The result of the foregoing is that with respect to the two lots which were sold through foreclosure of the construction liens this case falls within the rule of Brown v. Jensen, 41 Cal.2d 193 [259 P.2d 425], wherein it was decided that one who holds a second deed of trust to secure the balance of the purchase price of real property is precluded by section 580b of the Code of Civil Procedure from recovering a deficiency judgment upon notes given for the balance, even though his security has been exhausted by a senior lien. This rule obtains whether the first deed of trust was given for purchase money or for construction money. (Raub v. Lee, 181 Cal.App.2d 529 [5 Cal.Rptr. 444].) It is no doubt true, as the trial court said, that Lucky intended to look to the holding first and to the notes second to obtain payment of Adams’ debts. However Adams did not become personally liable to pay the original notes secured by deeds of trust (Stone v. Lobsien, 112 Cal.App.2d 750, 756 [247 P.2d 357]), and since the new notes given were also purchase money notes secured by the equivalent of deeds of trust, she did not personally obligated upon them any more than she had been before the substitution was made. Whatever the intent of the parties, Adams could not waive the protection of 580b in advance. (See Freedland v. Greco, 45 Cal.2d 462, 467 [289 P.2d 463].)

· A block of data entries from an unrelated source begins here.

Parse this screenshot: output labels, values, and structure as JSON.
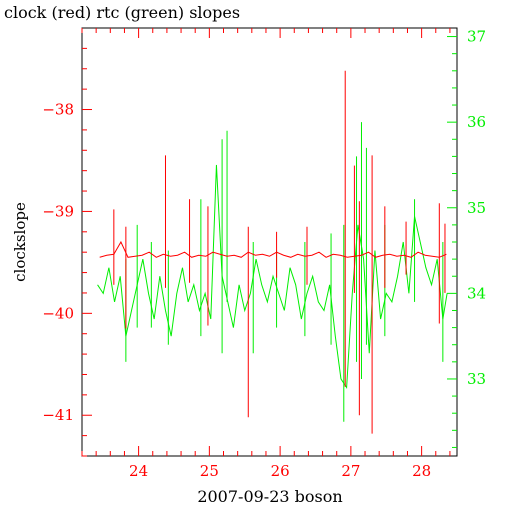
{
  "chart_data": {
    "type": "line",
    "title": "clock (red) rtc (green) slopes",
    "xlabel": "2007-09-23 boson",
    "ylabel_left": "clockslope",
    "xlim": [
      23.2,
      28.5
    ],
    "ylim_left": [
      -41.4,
      -37.2
    ],
    "ylim_right": [
      32.1,
      37.1
    ],
    "x_ticks": [
      24,
      25,
      26,
      27,
      28
    ],
    "y_ticks_left": [
      -38,
      -39,
      -40,
      -41
    ],
    "y_ticks_right": [
      33,
      34,
      35,
      36,
      37
    ],
    "colors": {
      "clock": "#ff0000",
      "rtc": "#00ee00",
      "axis": "#000000"
    },
    "series": [
      {
        "color": "red",
        "axis": "left",
        "baseline": -39.43,
        "x": [
          23.45,
          23.55,
          23.65,
          23.75,
          23.85,
          23.95,
          24.05,
          24.15,
          24.25,
          24.35,
          24.45,
          24.55,
          24.65,
          24.75,
          24.85,
          24.95,
          25.05,
          25.15,
          25.25,
          25.35,
          25.45,
          25.55,
          25.65,
          25.75,
          25.85,
          25.95,
          26.05,
          26.15,
          26.25,
          26.35,
          26.45,
          26.55,
          26.65,
          26.75,
          26.85,
          26.95,
          27.05,
          27.15,
          27.25,
          27.35,
          27.45,
          27.55,
          27.65,
          27.75,
          27.85,
          27.95,
          28.05,
          28.15,
          28.25,
          28.35
        ],
        "y": [
          -39.45,
          -39.43,
          -39.42,
          -39.3,
          -39.45,
          -39.44,
          -39.43,
          -39.4,
          -39.45,
          -39.42,
          -39.44,
          -39.43,
          -39.4,
          -39.45,
          -39.43,
          -39.44,
          -39.4,
          -39.42,
          -39.44,
          -39.43,
          -39.45,
          -39.4,
          -39.43,
          -39.42,
          -39.44,
          -39.4,
          -39.43,
          -39.45,
          -39.42,
          -39.44,
          -39.43,
          -39.4,
          -39.45,
          -39.42,
          -39.43,
          -39.45,
          -39.44,
          -39.43,
          -39.4,
          -39.45,
          -39.43,
          -39.42,
          -39.44,
          -39.43,
          -39.45,
          -39.4,
          -39.43,
          -39.44,
          -39.45,
          -39.42
        ],
        "spikes": [
          {
            "x": 23.65,
            "top": -38.98,
            "bottom": -39.72
          },
          {
            "x": 23.82,
            "top": -39.15,
            "bottom": -40.15
          },
          {
            "x": 24.38,
            "top": -38.45,
            "bottom": -39.75
          },
          {
            "x": 24.72,
            "top": -38.88,
            "bottom": -39.7
          },
          {
            "x": 24.98,
            "top": -38.95,
            "bottom": -40.12
          },
          {
            "x": 25.55,
            "top": -39.15,
            "bottom": -41.02
          },
          {
            "x": 25.95,
            "top": -39.2,
            "bottom": -39.65
          },
          {
            "x": 26.38,
            "top": -39.15,
            "bottom": -39.72
          },
          {
            "x": 26.92,
            "top": -37.62,
            "bottom": -40.72
          },
          {
            "x": 27.05,
            "top": -38.55,
            "bottom": -39.8
          },
          {
            "x": 27.12,
            "top": -38.9,
            "bottom": -41.0
          },
          {
            "x": 27.3,
            "top": -38.45,
            "bottom": -41.18
          },
          {
            "x": 27.48,
            "top": -38.95,
            "bottom": -39.75
          },
          {
            "x": 27.78,
            "top": -39.1,
            "bottom": -39.62
          },
          {
            "x": 28.25,
            "top": -38.92,
            "bottom": -40.1
          },
          {
            "x": 28.33,
            "top": -39.12,
            "bottom": -39.8
          }
        ]
      },
      {
        "color": "green",
        "axis": "right",
        "x": [
          23.42,
          23.5,
          23.58,
          23.66,
          23.74,
          23.82,
          23.9,
          23.98,
          24.06,
          24.14,
          24.22,
          24.3,
          24.38,
          24.46,
          24.54,
          24.62,
          24.7,
          24.78,
          24.86,
          24.94,
          25.02,
          25.1,
          25.18,
          25.26,
          25.34,
          25.42,
          25.5,
          25.58,
          25.66,
          25.74,
          25.82,
          25.9,
          25.98,
          26.06,
          26.14,
          26.22,
          26.3,
          26.38,
          26.46,
          26.54,
          26.62,
          26.7,
          26.78,
          26.86,
          26.94,
          27.02,
          27.1,
          27.18,
          27.26,
          27.34,
          27.42,
          27.5,
          27.58,
          27.66,
          27.74,
          27.82,
          27.9,
          27.98,
          28.06,
          28.14,
          28.22,
          28.3,
          28.36
        ],
        "y": [
          34.1,
          34.0,
          34.3,
          33.9,
          34.2,
          33.5,
          33.8,
          34.1,
          34.4,
          34.0,
          33.7,
          34.2,
          33.8,
          33.5,
          34.0,
          34.3,
          33.9,
          34.1,
          33.8,
          34.0,
          33.7,
          35.5,
          34.2,
          33.9,
          33.6,
          34.1,
          33.8,
          34.0,
          34.4,
          34.1,
          33.9,
          34.2,
          34.0,
          33.8,
          34.3,
          34.1,
          33.7,
          34.0,
          34.2,
          33.9,
          33.8,
          34.1,
          33.5,
          33.0,
          32.9,
          34.0,
          34.8,
          34.4,
          33.3,
          34.5,
          33.7,
          34.0,
          33.9,
          34.2,
          34.6,
          34.0,
          34.9,
          34.6,
          34.3,
          34.1,
          34.4,
          33.7,
          34.0
        ],
        "spikes": [
          {
            "x": 23.82,
            "top": 34.4,
            "bottom": 33.2
          },
          {
            "x": 23.98,
            "top": 34.8,
            "bottom": 33.6
          },
          {
            "x": 24.18,
            "top": 34.6,
            "bottom": 33.6
          },
          {
            "x": 24.42,
            "top": 34.5,
            "bottom": 33.4
          },
          {
            "x": 24.88,
            "top": 35.1,
            "bottom": 33.5
          },
          {
            "x": 25.18,
            "top": 35.8,
            "bottom": 33.3
          },
          {
            "x": 25.25,
            "top": 35.9,
            "bottom": 33.9
          },
          {
            "x": 25.62,
            "top": 34.6,
            "bottom": 33.3
          },
          {
            "x": 25.95,
            "top": 34.5,
            "bottom": 33.6
          },
          {
            "x": 26.35,
            "top": 34.6,
            "bottom": 33.5
          },
          {
            "x": 26.72,
            "top": 34.7,
            "bottom": 33.4
          },
          {
            "x": 26.9,
            "top": 34.8,
            "bottom": 32.5
          },
          {
            "x": 27.08,
            "top": 35.6,
            "bottom": 33.2
          },
          {
            "x": 27.15,
            "top": 36.0,
            "bottom": 33.0
          },
          {
            "x": 27.22,
            "top": 35.7,
            "bottom": 33.4
          },
          {
            "x": 27.48,
            "top": 34.8,
            "bottom": 33.5
          },
          {
            "x": 27.9,
            "top": 35.1,
            "bottom": 33.9
          },
          {
            "x": 28.3,
            "top": 34.6,
            "bottom": 33.2
          }
        ]
      }
    ]
  }
}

This conclusion does not work an undue hardship upon Lucky. As we said in Raub v. Lee, supra, at pages 530-531: " One who takes a purchase money trust deed knows the value of his security and assumes the risk that it may become especially where he takes a second purchase money trust deed, and he is precluded by this section from bringing an action on the note after the security has became valueless because of the sale under the prior trust deed.”

The result of our decision is that the judgment is reversed with directions to the trial court to enter judgment in favor of Adams upon the two promissory notes representing the indebtedness upon lots which by the foreclosure of the construction lien no longer were held by the title company under the holding agreements. As to the other note the judgment is reversed with directions to the trial court to enter judgment for Adams Avithout prejudice to Lucky’s right to take appropriate action to obtain and foreclose upon its security pursuant to section 726 of the Code of Civil Procedure.

Van Dyke, P. J., and Peek, J., concurred. 
      
       Assigned by Chairman of Judicial Council.
     
      
       The agreements were signed by Adams, Pacific Atlas, and the title company as “ parties ’ ’ and were signed as ‘ ‘ approved ’ ’ by Lucky. The agreements make reference to a fourth party unidentified therein, but which undisputed parol evidence proved to mean Lucky. We are satisfied that Lucky was in fact a party to the agreements.